Southkill – S/T EP


With five tracks that make it almost to the 40-minute mark, Southkill’s debut comes off as more of a full-length effort than the EP the duo claim it is. Comprised of John Dudley (drums and samples) and Jason Kerr (guitar and vocals), the group creates music that you wouldn’t expect from a guitar-and-drums combo. There are no allusions of blues or garage rock here, just layered sounds that encompass all the freedom of jazz and hints of progressive and math rock.
Southkill makes textured sound the focus with the guitar driving each track through its ebb and flow with the drums following along and occasionally serving to rein each piece back in.
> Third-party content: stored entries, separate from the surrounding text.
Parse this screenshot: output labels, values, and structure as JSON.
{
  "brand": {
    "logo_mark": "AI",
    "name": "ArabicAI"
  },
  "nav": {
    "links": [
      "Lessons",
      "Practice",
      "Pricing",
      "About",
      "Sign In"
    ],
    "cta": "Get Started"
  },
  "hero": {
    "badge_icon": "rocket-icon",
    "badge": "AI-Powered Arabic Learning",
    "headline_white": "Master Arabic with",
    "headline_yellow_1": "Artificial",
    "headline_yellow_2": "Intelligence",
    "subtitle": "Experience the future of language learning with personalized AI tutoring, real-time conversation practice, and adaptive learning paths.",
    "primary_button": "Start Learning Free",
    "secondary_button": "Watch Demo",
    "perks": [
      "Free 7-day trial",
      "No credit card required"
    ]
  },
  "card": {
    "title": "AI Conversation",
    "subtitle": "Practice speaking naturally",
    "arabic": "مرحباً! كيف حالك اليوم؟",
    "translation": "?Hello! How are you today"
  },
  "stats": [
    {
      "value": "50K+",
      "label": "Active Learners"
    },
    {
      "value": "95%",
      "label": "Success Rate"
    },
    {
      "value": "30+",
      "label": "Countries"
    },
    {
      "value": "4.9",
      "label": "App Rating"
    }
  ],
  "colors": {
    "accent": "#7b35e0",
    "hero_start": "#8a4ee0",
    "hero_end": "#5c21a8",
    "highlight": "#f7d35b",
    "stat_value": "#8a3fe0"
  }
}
While proficient players, Dudley and Kerr’s music is more experimental or jam oriented than technical in nature. I get the sense that these guys just wanted to play together and don’t have much of a direction or goal for Southkill. Although this is completely cool in my book, the result is an EP that gets relegated into background music territory and only intermittently breaks its way into the foreground.
The only vocals present are a few whispered lines on the second song “Do You Always Act That Way?” that are nearly impossible to make out even at top volume. As such, I really consider this EP to be an instrumental effort. With lots of fuzz, feedback, and sporadic droning tendencies, this album could almost be the new stoner rock.
I ultimately feel a bit middle-of-the-road about Southkill. I normally eat up music like this, but I find myself wishing this release had a bit more oomph. Perhaps a few more time changes or the addition of vocals would have pushed this beyond the realm of enjoyable, but not striking music. Perhaps just jamming together is as far as Dudley and Kerr will take Southkill, but I have a feeling this duo could take this project much farther.